Long story short, I want to use Cmd-Shift-S for "Save As" in TexMaker, my favorite OS X LaTeX editor.
But Cmd-Shift-S, the standard "Save as" shortcut, is already taken by some worthless formatting shortcut.
Oddly enough TexMaker doesn't call the menu item "Save As..." either, but just "Save As." So I can go into System Prefs -> Keyboard -> Keyboard Shortcuts -> Application Shortcuts, select TexMaker, type "Save As," and set Cmd-Shift-S as the shortcut, and it shows up in the application's menu, but there's this other formatting shortcut that it recognizes as Cmd-Shift-S too.

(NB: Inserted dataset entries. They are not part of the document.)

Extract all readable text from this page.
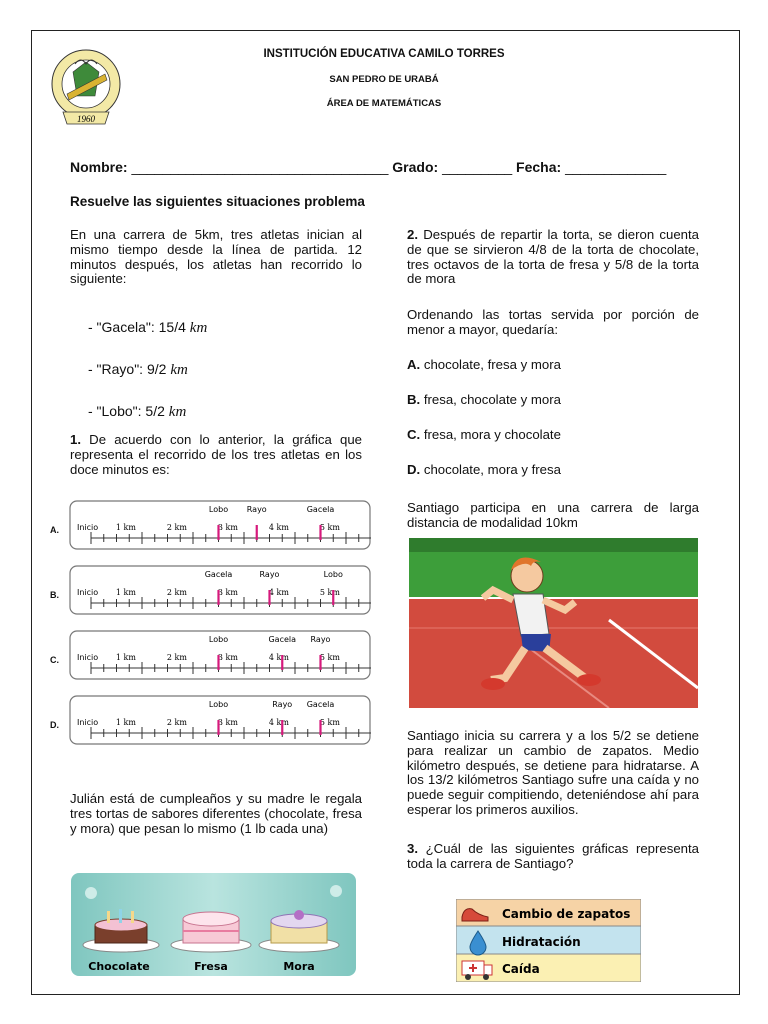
1960
INSTITUCIÓN EDUCATIVA CAMILO TORRES
SAN PEDRO DE URABÁ
ÁREA DE MATEMÁTICAS
Nombre: _________________________________ Grado: _________ Fecha: _____________
Resuelve las siguientes situaciones problema

En una carrera de 5km, tres atletas inician al mismo tiempo desde la línea de partida. 12 minutos después, los atletas han recorrido lo siguiente:

- "Gacela": 15/4 km
- "Rayo": 9/2 km
- "Lobo": 5/2 km

1. De acuerdo con lo anterior, la gráfica que representa el recorrido de los tres atletas en los doce minutos es:

A. Inicio 1 km	2 km	3 km	4 km	5 km
Lobo Rayo	Gacela
B. Inicio 1 km	2 km	3 km	4 km	5 km
Gacela	Rayo	Lobo
C. Inicio 1 km	2 km	3 km	4 km	5 km
Lobo	Gacela Rayo
D. Inicio 1 km	2 km	3 km	4 km	5 km
Lobo	Rayo Gacela

Julián está de cumpleaños y su madre le regala tres tortas de sabores diferentes (chocolate, fresa y mora) que pesan lo mismo (1 lb cada una)

Chocolate	Fresa	Mora

2. Después de repartir la torta, se dieron cuenta de que se sirvieron 4/8 de la torta de chocolate, tres octavos de la torta de fresa y 5/8 de la torta de mora

Ordenando las tortas servida por porción de menor a mayor, quedaría:

A. chocolate, fresa y mora
B. fresa, chocolate y mora
C. fresa, mora y chocolate
D. chocolate, mora y fresa

Santiago participa en una carrera de larga distancia de modalidad 10km

Santiago inicia su carrera y a los 5/2 se detiene para realizar un cambio de zapatos. Medio kilómetro después, se detiene para hidratarse. A los 13/2 kilómetros Santiago sufre una caída y no puede seguir compitiendo, deteniéndose ahí para esperar los primeros auxilios.

3. ¿Cuál de las siguientes gráficas representa toda la carrera de Santiago?

Cambio de zapatos
Hidratación
Caída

So I'm wondering if it's possible to remove its built-in Cmd-Shift-S and replace it with the one I want. OS X 10.6.
Answer
You have two options:
Set the worthless formatting menu item's shortcut to something difficult to press instead, thereby freeing CmdShiftS.
Run the following in Terminal to remove the shortcut from the menu item labeled Worthless Formatting Shortcut:
defaults write com.vendor.yourapp NSUserKeyEquivalents -dict-add "Worthless Formatting Shortcut" nil
It doesn't work in all applications (prominent example: Microsoft Office), but it should work in all well-behaved Cocoa applications.

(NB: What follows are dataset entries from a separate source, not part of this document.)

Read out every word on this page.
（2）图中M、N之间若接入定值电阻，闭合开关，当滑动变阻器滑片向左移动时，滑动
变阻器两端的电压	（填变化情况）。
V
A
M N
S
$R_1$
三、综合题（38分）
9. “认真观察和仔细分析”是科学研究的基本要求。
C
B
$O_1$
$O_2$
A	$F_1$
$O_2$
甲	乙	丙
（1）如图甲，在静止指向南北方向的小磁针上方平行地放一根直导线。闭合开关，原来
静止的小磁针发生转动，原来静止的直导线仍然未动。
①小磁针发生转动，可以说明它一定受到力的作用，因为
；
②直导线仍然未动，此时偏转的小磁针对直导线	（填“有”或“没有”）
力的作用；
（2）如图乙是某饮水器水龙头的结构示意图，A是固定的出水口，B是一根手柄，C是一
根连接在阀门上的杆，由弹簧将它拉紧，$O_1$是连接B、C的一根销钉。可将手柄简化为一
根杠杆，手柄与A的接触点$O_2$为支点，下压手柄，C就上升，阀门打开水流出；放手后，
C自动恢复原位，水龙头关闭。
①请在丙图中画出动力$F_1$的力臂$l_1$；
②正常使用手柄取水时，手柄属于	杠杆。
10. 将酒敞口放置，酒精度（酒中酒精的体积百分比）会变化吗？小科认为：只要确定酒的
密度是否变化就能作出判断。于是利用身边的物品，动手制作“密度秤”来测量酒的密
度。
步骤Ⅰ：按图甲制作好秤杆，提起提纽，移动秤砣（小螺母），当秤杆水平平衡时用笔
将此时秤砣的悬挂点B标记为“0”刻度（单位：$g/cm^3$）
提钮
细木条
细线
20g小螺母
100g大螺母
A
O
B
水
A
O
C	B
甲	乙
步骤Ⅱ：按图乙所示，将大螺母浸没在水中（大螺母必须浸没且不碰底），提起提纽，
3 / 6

To find out what your application uses for com.vendor.yourapp, right-click the application bundle, select Show Package Contents, navigate to Contents, open Info.plist using a text editor, or better a property list editor like Property List Editor or Xcode 4 (both part of Apple's developer tools) and look for CFBundleIdentifier or the like.